The following is an excerpt from Mission High: One School, How Experts Tried to Fail It, and the Students and Teachers Who Make It Triumph, describing the challenges of Pirette McKamey, a teacher at Mission High School in San Francisco. Reprinted with permission from Nation Books.
Almost thirty years later, McKamey still often remembers her former teacher and recently sent him a thank-you letter when she heard that he had retired: “I have had a teaching career for twenty-five years myself now, some of it spent mentoring novice teachers, so I know how rare what you did is,” she wrote. “Fran, you always made me feel smart.” McKamey’s parents also said that she was intelligent, but Bradley was the first teacher who had the skills to provide evidence: his comments in class about the substance of her ideas, his feedback on her writing, the enthusiasm in his voice when he discussed her thinking.
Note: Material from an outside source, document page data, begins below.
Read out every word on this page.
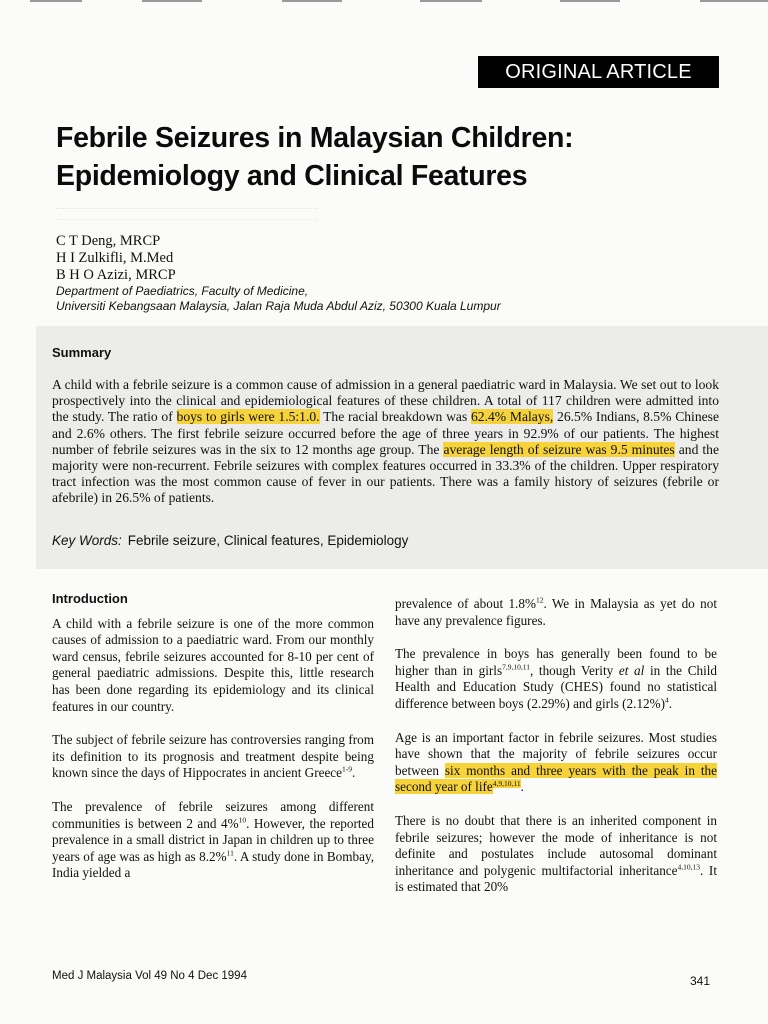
ORIGINAL ARTICLE
Febrile Seizures in Malaysian Children:
Epidemiology and Clinical Features
C T Deng, MRCP
H I Zulkifli, M.Med
B H O Azizi, MRCP
Department of Paediatrics, Faculty of Medicine,
Universiti Kebangsaan Malaysia, Jalan Raja Muda Abdul Aziz, 50300 Kuala Lumpur
Summary
A child with a febrile seizure is a common cause of admission in a general paediatric ward in Malaysia. We set out to look prospectively into the clinical and epidemiological features of these children. A total of 117 children were admitted into the study. The ratio of boys to girls were 1.5:1.0. The racial breakdown was 62.4% Malays, 26.5% Indians, 8.5% Chinese and 2.6% others. The first febrile seizure occurred before the age of three years in 92.9% of our patients. The highest number of febrile seizures was in the six to 12 months age group. The average length of seizure was 9.5 minutes and the majority were non-recurrent. Febrile seizures with complex features occurred in 33.3% of the children. Upper respiratory tract infection was the most common cause of fever in our patients. There was a family history of seizures (febrile or afebrile) in 26.5% of patients.
Key Words: Febrile seizure, Clinical features, Epidemiology
Introduction

A child with a febrile seizure is one of the more common causes of admission to a paediatric ward. From our monthly ward census, febrile seizures accounted for 8-10 per cent of general paediatric admissions. Despite this, little research has been done regarding its epidemiology and its clinical features in our country.

The subject of febrile seizure has controversies ranging from its definition to its prognosis and treatment despite being known since the days of Hippocrates in ancient Greece$^{1-9}$.

The prevalence of febrile seizures among different communities is between 2 and 4%$^{10}$. However, the reported prevalence in a small district in Japan in children up to three years of age was as high as 8.2%$^{11}$. A study done in Bombay, India yielded a

prevalence of about 1.8%$^{12}$. We in Malaysia as yet do not have any prevalence figures.

The prevalence in boys has generally been found to be higher than in girls$^{7,9,10,11}$, though Verity et al in the Child Health and Education Study (CHES) found no statistical difference between boys (2.29%) and girls $(2.12\%)^4$.

Age is an important factor in febrile seizures. Most studies have shown that the majority of febrile seizures occur between six months and three years with the peak in the second year of life$^{4,9,10,11}$.

There is no doubt that there is an inherited component in febrile seizures; however the mode of inheritance is not definite and postulates include autosomal dominant inheritance and polygenic multifactorial inheritance$^{4,10,13}$. It is estimated that 20%

Med J Malaysia Vol 49 No 4 Dec 1994	341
Over the course of a year, that proof solidified into a confidence that couldn’t be easily shaken anymore. It was that pride in her intellect that gave her the fortitude and resilience to cut through many racial stereotypes and negative myths as she made her way through high school and then Boston University.
Some students gather enough confidence from their teachers, family, mentors, and peers to succeed in spite of subtle and overt social cues that signal the perceived intellectual inferiority of black people. But too many African American students that McKamey encounters fall off the cliff. They internalize the damaging feeling of inferiority that young adults pick up even from the most casual encounters in and out of the classroom. Some are explicit demands for silence directed at black students. Others are more subtle rejections: averted gazes, hesitations, and pauses.
Jesmyn first met McKamey four years ago, when she walked into a night class to fix an F she had received in English. The first thing Jesmyn declared—with much conviction—was that she wasn’t good at school. The second statement she made was that she was a bad writer. Her teacher listened patiently, she recalls, and looked at her differently than any other teacher before. “Ms. McKamey was able to see the good in me through the worst of my times,” Jesmyn recalls now. “When I came to Mission, I was going through a lot of challenges in my life and I was a mess. I had a huge attitude. But Ms. McKamey continued to remind me that I was a wise and beautiful young lady every chance she got. If I didn’t feel like reading or writing and I gave her attitude, she’d give it right back to me, but then there was a compliment about my work right after.”
She got an A– in that night class with McKamey. “I worked my butt off learning grammar and writing,” she says. “When I heard my grade, I thought they made a mistake.” A year earlier, she had transferred to Mission High with a GPA of 1.1.